The big news in politics this week was Marco Rubio’s 5th place finish in the New Hampshire primary. Rubio had been gaining momentum following his third place finish in the earlier Iowa primary. The reaction in the press to that result was similar to when a team from a desert nation with no mountains or snow takes the bobsledding bronze in the winter Olympics – it’s as good as a win.

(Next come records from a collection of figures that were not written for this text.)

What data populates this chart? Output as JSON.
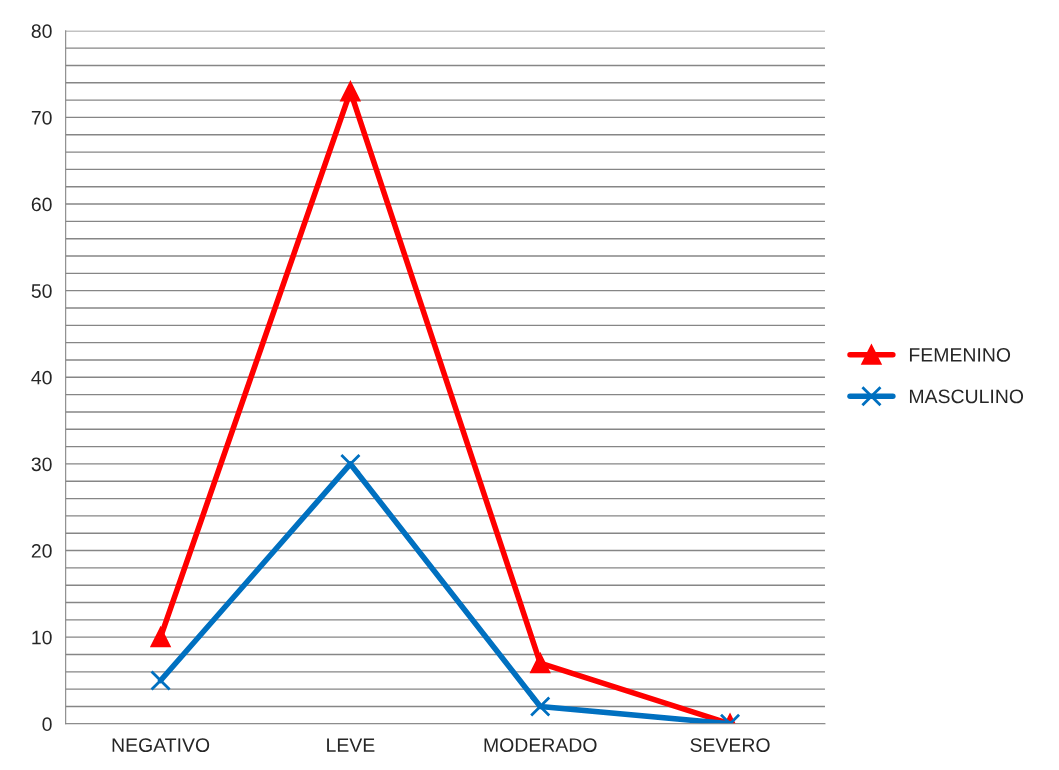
{
  "chart_data": {
    "type": "line",
    "categories": [
      "NEGATIVO",
      "LEVE",
      "MODERADO",
      "SEVERO"
    ],
    "series": [
      {
        "name": "FEMENINO",
        "color": "#ff0000",
        "marker": "triangle",
        "values": [
          10,
          73,
          7,
          0
        ]
      },
      {
        "name": "MASCULINO",
        "color": "#0070c0",
        "marker": "cross",
        "values": [
          5,
          30,
          2,
          0
        ]
      }
    ],
    "ylim": [
      0,
      80
    ],
    "yticks": [
      0,
      {
        "value": 2,
        "label": null
      },
      {
        "value": 4,
        "label": null
      },
      {
        "value": 6,
        "label": null
      },
      {
        "value": 8,
        "label": null
      },
      10,
      {
        "value": 12,
        "label": null
      },
      {
        "value": 14,
        "label": null
      },
      {
        "value": 16,
        "label": null
      },
      {
        "value": 18,
        "label": null
      },
      20,
      {
        "value": 22,
        "label": null
      },
      {
        "value": 24,
        "label": null
      },
      {
        "value": 26,
        "label": null
      },
      {
        "value": 28,
        "label": null
      },
      30,
      {
        "value": 32,
        "label": null
      },
      {
        "value": 34,
        "label": null
      },
      {
        "value": 36,
        "label": null
      },
      {
        "value": 38,
        "label": null
      },
      40,
      {
        "value": 42,
        "label": null
      },
      {
        "value": 44,
        "label": null
      },
      {
        "value": 46,
        "label": null
      },
      {
        "value": 48,
        "label": null
      },
      50,
      {
        "value": 52,
        "label": null
      },
      {
        "value": 54,
        "label": null
      },
      {
        "value": 56,
        "label": null
      },
      {
        "value": 58,
        "label": null
      },
      60,
      {
        "value": 62,
        "label": null
      },
      {
        "value": 64,
        "label": null
      },
      {
        "value": 66,
        "label": null
      },
      {
        "value": 68,
        "label": null
      },
      70,
      {
        "value": 72,
        "label": null
      },
      {
        "value": 74,
        "label": null
      },
      {
        "value": 76,
        "label": null
      },
      {
        "value": 78,
        "label": null
      },
      80
    ],
    "grid": "y",
    "legend": "right",
    "line_style": "solid"
  }
}
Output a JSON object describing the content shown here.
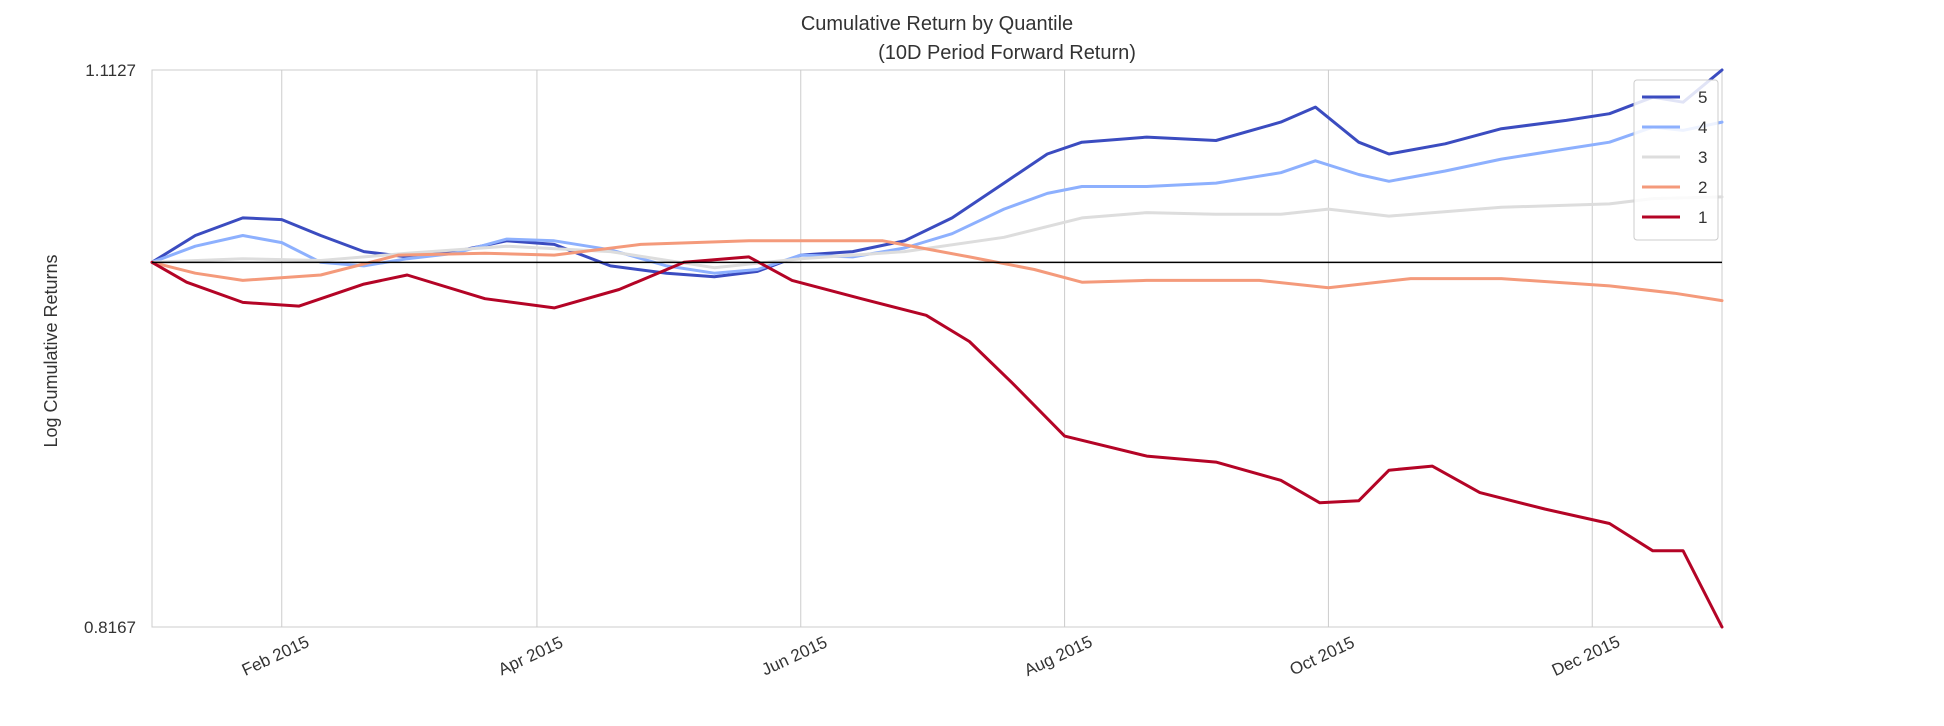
{
  "chart_data": {
    "type": "line",
    "title": "Cumulative Return by Quantile",
    "subtitle": "(10D Period Forward Return)",
    "xlabel": "",
    "ylabel": "Log Cumulative Returns",
    "y_scale": "log",
    "ylim": [
      0.8167,
      1.1127
    ],
    "y_ticks": [
      0.8167,
      1.1127
    ],
    "y_tick_labels": [
      "0.8167",
      "1.1127"
    ],
    "xlim": [
      "2015-01-02",
      "2015-12-31"
    ],
    "x_ticks": [
      "2015-02-01",
      "2015-04-01",
      "2015-06-01",
      "2015-08-01",
      "2015-10-01",
      "2015-12-01"
    ],
    "x_tick_labels": [
      "Feb 2015",
      "Apr 2015",
      "Jun 2015",
      "Aug 2015",
      "Oct 2015",
      "Dec 2015"
    ],
    "grid": "vertical",
    "baseline": 1.0,
    "legend_position": "top-right",
    "series": [
      {
        "name": "5",
        "color": "#3b4cc0",
        "points": [
          [
            "2015-01-02",
            1.0
          ],
          [
            "2015-01-12",
            1.015
          ],
          [
            "2015-01-23",
            1.025
          ],
          [
            "2015-02-01",
            1.024
          ],
          [
            "2015-02-10",
            1.015
          ],
          [
            "2015-02-20",
            1.006
          ],
          [
            "2015-03-02",
            1.003
          ],
          [
            "2015-03-13",
            1.006
          ],
          [
            "2015-03-25",
            1.012
          ],
          [
            "2015-04-05",
            1.01
          ],
          [
            "2015-04-18",
            0.998
          ],
          [
            "2015-05-01",
            0.994
          ],
          [
            "2015-05-12",
            0.992
          ],
          [
            "2015-05-22",
            0.995
          ],
          [
            "2015-06-01",
            1.004
          ],
          [
            "2015-06-13",
            1.006
          ],
          [
            "2015-06-25",
            1.012
          ],
          [
            "2015-07-06",
            1.025
          ],
          [
            "2015-07-18",
            1.045
          ],
          [
            "2015-07-28",
            1.062
          ],
          [
            "2015-08-05",
            1.069
          ],
          [
            "2015-08-20",
            1.072
          ],
          [
            "2015-09-05",
            1.07
          ],
          [
            "2015-09-20",
            1.081
          ],
          [
            "2015-09-28",
            1.09
          ],
          [
            "2015-10-08",
            1.069
          ],
          [
            "2015-10-15",
            1.062
          ],
          [
            "2015-10-28",
            1.068
          ],
          [
            "2015-11-10",
            1.077
          ],
          [
            "2015-11-25",
            1.082
          ],
          [
            "2015-12-05",
            1.086
          ],
          [
            "2015-12-15",
            1.096
          ],
          [
            "2015-12-22",
            1.093
          ],
          [
            "2015-12-31",
            1.1127
          ]
        ]
      },
      {
        "name": "4",
        "color": "#8db0fe",
        "points": [
          [
            "2015-01-02",
            1.0
          ],
          [
            "2015-01-12",
            1.009
          ],
          [
            "2015-01-23",
            1.015
          ],
          [
            "2015-02-01",
            1.011
          ],
          [
            "2015-02-10",
            1.0
          ],
          [
            "2015-02-20",
            0.998
          ],
          [
            "2015-03-02",
            1.002
          ],
          [
            "2015-03-13",
            1.005
          ],
          [
            "2015-03-25",
            1.013
          ],
          [
            "2015-04-05",
            1.012
          ],
          [
            "2015-04-18",
            1.007
          ],
          [
            "2015-05-01",
            0.998
          ],
          [
            "2015-05-12",
            0.994
          ],
          [
            "2015-05-22",
            0.996
          ],
          [
            "2015-06-01",
            1.004
          ],
          [
            "2015-06-13",
            1.003
          ],
          [
            "2015-06-25",
            1.008
          ],
          [
            "2015-07-06",
            1.016
          ],
          [
            "2015-07-18",
            1.03
          ],
          [
            "2015-07-28",
            1.039
          ],
          [
            "2015-08-05",
            1.043
          ],
          [
            "2015-08-20",
            1.043
          ],
          [
            "2015-09-05",
            1.045
          ],
          [
            "2015-09-20",
            1.051
          ],
          [
            "2015-09-28",
            1.058
          ],
          [
            "2015-10-08",
            1.05
          ],
          [
            "2015-10-15",
            1.046
          ],
          [
            "2015-10-28",
            1.052
          ],
          [
            "2015-11-10",
            1.059
          ],
          [
            "2015-11-25",
            1.065
          ],
          [
            "2015-12-05",
            1.069
          ],
          [
            "2015-12-15",
            1.078
          ],
          [
            "2015-12-22",
            1.076
          ],
          [
            "2015-12-31",
            1.081
          ]
        ]
      },
      {
        "name": "3",
        "color": "#dddddd",
        "points": [
          [
            "2015-01-02",
            1.0
          ],
          [
            "2015-01-23",
            1.002
          ],
          [
            "2015-02-10",
            1.001
          ],
          [
            "2015-03-02",
            1.005
          ],
          [
            "2015-03-25",
            1.009
          ],
          [
            "2015-04-18",
            1.006
          ],
          [
            "2015-05-12",
            0.997
          ],
          [
            "2015-06-01",
            1.002
          ],
          [
            "2015-06-25",
            1.006
          ],
          [
            "2015-07-18",
            1.014
          ],
          [
            "2015-08-05",
            1.025
          ],
          [
            "2015-08-20",
            1.028
          ],
          [
            "2015-09-05",
            1.027
          ],
          [
            "2015-09-20",
            1.027
          ],
          [
            "2015-10-01",
            1.03
          ],
          [
            "2015-10-15",
            1.026
          ],
          [
            "2015-11-10",
            1.031
          ],
          [
            "2015-12-05",
            1.033
          ],
          [
            "2015-12-15",
            1.036
          ],
          [
            "2015-12-31",
            1.037
          ]
        ]
      },
      {
        "name": "2",
        "color": "#f49a7b",
        "points": [
          [
            "2015-01-02",
            1.0
          ],
          [
            "2015-01-12",
            0.994
          ],
          [
            "2015-01-23",
            0.99
          ],
          [
            "2015-02-10",
            0.993
          ],
          [
            "2015-02-28",
            1.004
          ],
          [
            "2015-03-20",
            1.005
          ],
          [
            "2015-04-05",
            1.004
          ],
          [
            "2015-04-25",
            1.01
          ],
          [
            "2015-05-20",
            1.012
          ],
          [
            "2015-06-20",
            1.012
          ],
          [
            "2015-07-10",
            1.003
          ],
          [
            "2015-07-25",
            0.996
          ],
          [
            "2015-08-05",
            0.989
          ],
          [
            "2015-08-20",
            0.99
          ],
          [
            "2015-09-15",
            0.99
          ],
          [
            "2015-10-01",
            0.986
          ],
          [
            "2015-10-20",
            0.991
          ],
          [
            "2015-11-10",
            0.991
          ],
          [
            "2015-12-05",
            0.987
          ],
          [
            "2015-12-20",
            0.983
          ],
          [
            "2015-12-31",
            0.979
          ]
        ]
      },
      {
        "name": "1",
        "color": "#b40426",
        "points": [
          [
            "2015-01-02",
            1.0
          ],
          [
            "2015-01-10",
            0.989
          ],
          [
            "2015-01-23",
            0.978
          ],
          [
            "2015-02-05",
            0.976
          ],
          [
            "2015-02-20",
            0.988
          ],
          [
            "2015-03-02",
            0.993
          ],
          [
            "2015-03-20",
            0.98
          ],
          [
            "2015-04-05",
            0.975
          ],
          [
            "2015-04-20",
            0.985
          ],
          [
            "2015-05-05",
            1.0
          ],
          [
            "2015-05-20",
            1.003
          ],
          [
            "2015-05-30",
            0.99
          ],
          [
            "2015-06-15",
            0.98
          ],
          [
            "2015-06-30",
            0.971
          ],
          [
            "2015-07-10",
            0.957
          ],
          [
            "2015-07-20",
            0.935
          ],
          [
            "2015-08-01",
            0.908
          ],
          [
            "2015-08-20",
            0.898
          ],
          [
            "2015-09-05",
            0.895
          ],
          [
            "2015-09-20",
            0.886
          ],
          [
            "2015-09-29",
            0.875
          ],
          [
            "2015-10-08",
            0.876
          ],
          [
            "2015-10-15",
            0.891
          ],
          [
            "2015-10-25",
            0.893
          ],
          [
            "2015-11-05",
            0.88
          ],
          [
            "2015-11-20",
            0.872
          ],
          [
            "2015-12-05",
            0.865
          ],
          [
            "2015-12-15",
            0.852
          ],
          [
            "2015-12-22",
            0.852
          ],
          [
            "2015-12-31",
            0.8167
          ]
        ]
      }
    ]
  }
}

Rubio’s campaign is now considering a shift in tactics. According to the politics website Politiyo.com, the Rubio team is exploring three different options to energize his campaign:
The Image Makeover Option
Rubio was criticized for repeating the same canned lines over and over in a pair of debates. This led many to claim that Rubio was robotic. So the campaign has developed a plan to embrace this new image. It has developed new ad drawing on the hip, cool appeal of 80’s popular culture:
The Enforcer Option
In the NHL, hockey teams use an “enforcer” to intimidate the better players on opposing teams. The Rubio team is considering adapting this to politics. According to Politiyo.com, the Rubio team is in talks with Chris Christie to act as their enforcer. Christie would be hired to threaten candidates and their family members. The key advantage of this approach is plausible deniability – any candidate claiming he is being threatened by Christie will immediately be labeled a paranoid kook.
The Lockerbie Option
This is the riskiest option, but also the one with the greatest potential benefit. Everyone knows that Donald Trump flies to events in a private jet (it’s a great way to connect with people struggling to pay for their kids’ college tuitions). The Rubio team would simply blow up the plane in flight using a silica gel bomb hidden in a tub of hair gel. Everyone will assume a terrorist attack has occurred. This will work in Rubio’s favor as he is the only GOP candidate with any real foreign policy experience – he’s lied about the year and circumstances under which his parents “fled” Cuba.